Quinoa Pasta with Arugula Walnut Pesto

This gluten-free vegan quinoa pasta with arugula walnut pesto is a delicious and healthy meal option which comes together in just 30 minutes.

This quinoa pasta is tossed in nutritious arugula walnut pesto with a burst of roasted fresh corn and sun-dried tomatoes. This recipe gets even healthier with green vegetable added to it.

Arugula with its earthy flavour is combined with the basil to makes a delicious pesto. This arugula pesto is packed with the goodness of nuts, basil, olive oil and nutritional yeast.

Course: Dinner, Lunch

Cuisine: Italian

Prep Time: 10 minutes

Cook Time: 20 minutes

Total Time: 30 minutes

Servings – 4

 

Ingredients

2 cups quinoa pasta uncooked.

 

For Arugula Walnut Pesto

2 cups packed baby arugula.

2 cups packed basil leaves.

¾ cup olive oil.

½ cup walnuts.

3 tablespoon nutritional yeast.

3 cloves of garlic chopped.

Salt to taste.

Few twists of black pepper.

1 tablespoon lemon juice.

1 teaspoon sugar.

 

For Tossing Pasta

2 tablespoon cooking olive oil/ canola oil.

1 cup sliced onions.

1 roasted sweet corn.

¼ cup sundried tomatoes drained from oil and chopped.

Salt to taste.

Fistful of fresh arugula if desired.

 

Instructions

Cook pasta according to the package.

Drain the remaining water and run cold water over it to avoid overcooking pasta and keep aside.

 

For Arugula Walnut Pesto

Put all ingredients (except olive oil) mentioned for pesto in a blender and blend until coarse in texture. Gradually, add olive oil ¼ cup at a time until it forms a smooth paste.

 

For Assembly.

Heat oil in a heavy bottom wide pan.

Add sliced onions and cook for 30 seconds.

Add sundried tomatoes.

Add the boiled pasta and mix quickly.

Add pesto as required to coat it well.

You may add in up to ¼ cup of water if pesto feels thick.

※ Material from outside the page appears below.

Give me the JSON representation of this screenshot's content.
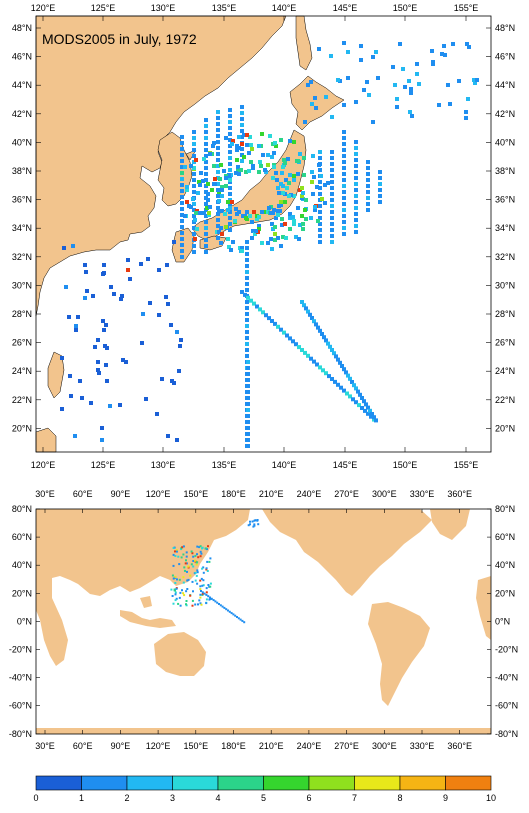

Remove from heat and toss in roasted sweet corn and top with arugula leaves.

Give it a quick mix and serve it warm.

 

Note:

You may add some chilli flakes for some spice.

Add in veggies of your choice.

You may use fresh Parmesan cheese instead of nutritional yeast or completely skip it.

You can substitute walnuts with pine nuts.